I keep searching for answers and deeper understanding. I have days when I hold tight to my optimism only to plunge into a week of hopelessness. I want to believe in our better angels. And I naively think there is some silver bullet answer that will pull us all out of this deteriorating mess.

But I’m not quite that naïve. In my work, I guide leaders to have more questions than answers. So here are my questions.

· Why are humans so frightened of each other?

· Why do humans hold onto stereotypes and caricatures of people who are different than our own tribe? Why do we substitute “stories” about others for actual real life experiences?

· Don’t humans understand that we are made of the same skin, bones, muscles and blood even if we look different? Why do we not see our similarities?

· Why do humans prefer the company of people who look, sound, act and earn the same?

· What is so awful or threatening about people who look, sound, act or earn differently? Aren’t we curious to learn about people and places beyond our life experiences?

· Why do those at the top want to control everyone and everything else? What do they fear would happen if there was more access to the top?

· Why do humans look at those with difficult circumstances and blame the people rather than the situation? Why don’t our hearts ache for all the injustices that cause suffering?

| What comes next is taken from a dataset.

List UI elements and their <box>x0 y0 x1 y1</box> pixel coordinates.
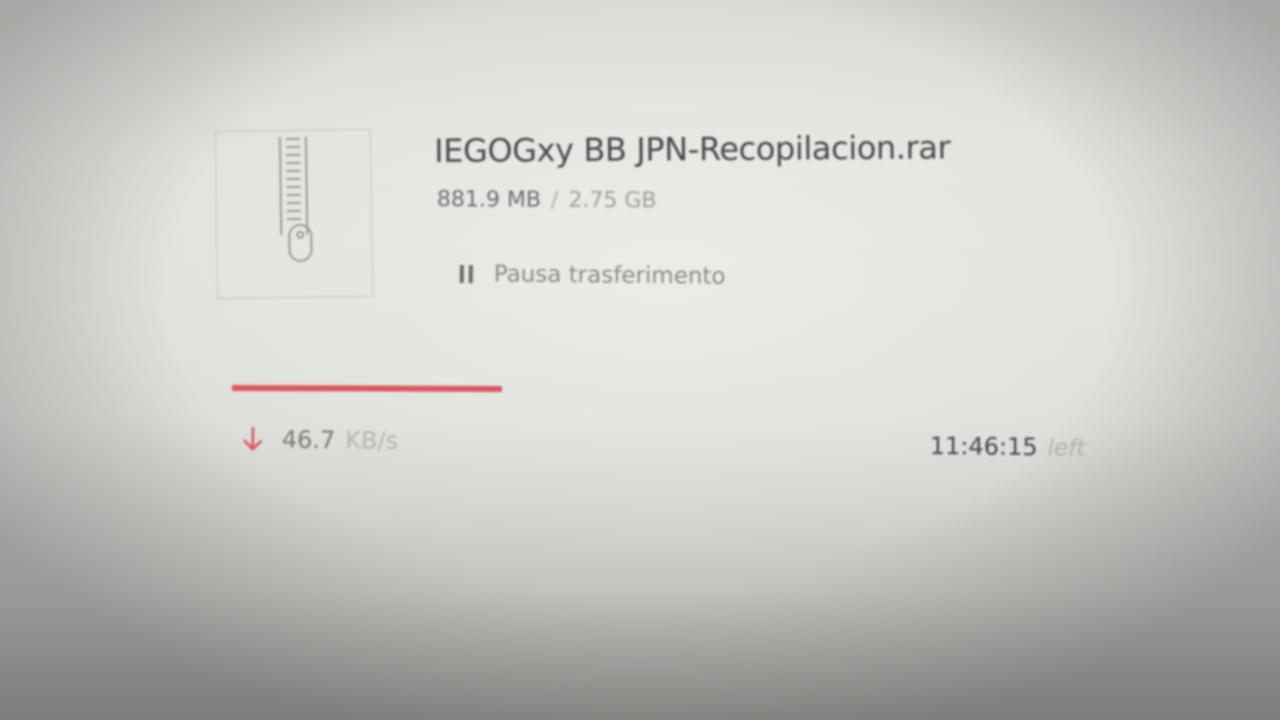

· Why don’t humans understand that where we are born and to whom is random?

· Why are humans in the public square (IRL or virtual) so vicious? What feels so good about making others feel so badly?

· Are all these nasty interactions because we fundamentally feel terrible about ourselves? If so, how did that happen during the self-esteem-Olympics decades?

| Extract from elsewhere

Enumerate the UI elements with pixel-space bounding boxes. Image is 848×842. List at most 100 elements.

· Why is being kind and assuming positive intention so much harder than being cruel and assuming the worst?

We have lost our humanity. That precious connective tissue that allows us to know with certainty that we are all in this together and that our similarities far outstrip our differences. We are all just one county away from poverty, one country away from a war zone, one neighborhood away from gun violence, one boss away from sexual harassment, one generation away from slavery, one brother away from PTSD, one cousin away from addiction, one friend away from rape, one paycheck away from homelessness. Not even the very top folks are protected from life’s dangers. And when those bad moments occur (and they will for all of us), it is the kindness of people we know and many we don’t know that helps us survive.

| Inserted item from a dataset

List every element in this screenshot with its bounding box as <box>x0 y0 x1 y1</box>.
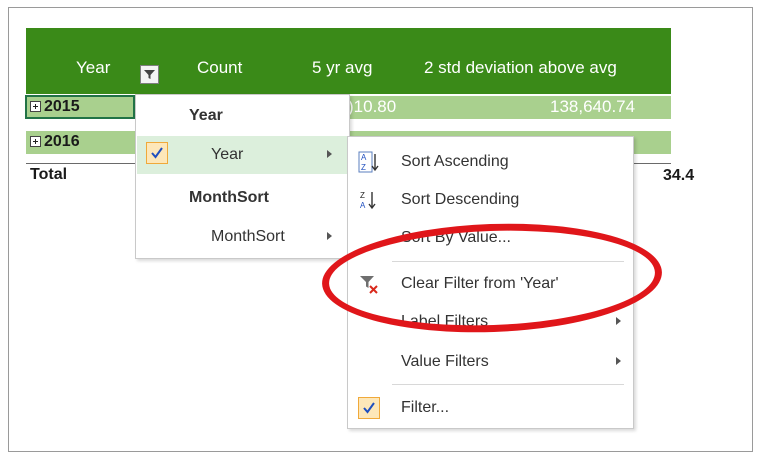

So, is our reliance on the decency of our fellow travelers only valid when we personally experience hard times? That doesn’t make sense. It seems we would carry within us the warmth of that generosity and act on that during the good times when our well beings are intact. Sadly, that is not where we are today.

As humans, we have the gift of consciousness; the ability to think things through and not just act on instinct. Cruelty and denigration are choices we make. The stories will tell ourselves about why our mistreatment is justified are simply that…stories. They are not based in the ability to see, hear and understand that person sitting across from us or speaking on the TV. We must reclaim our sense of humanity so we can see, hear and understand that when we treat others so poorly that we are doing harm to ourselves. Because, after all, we are all the same and we are in this together.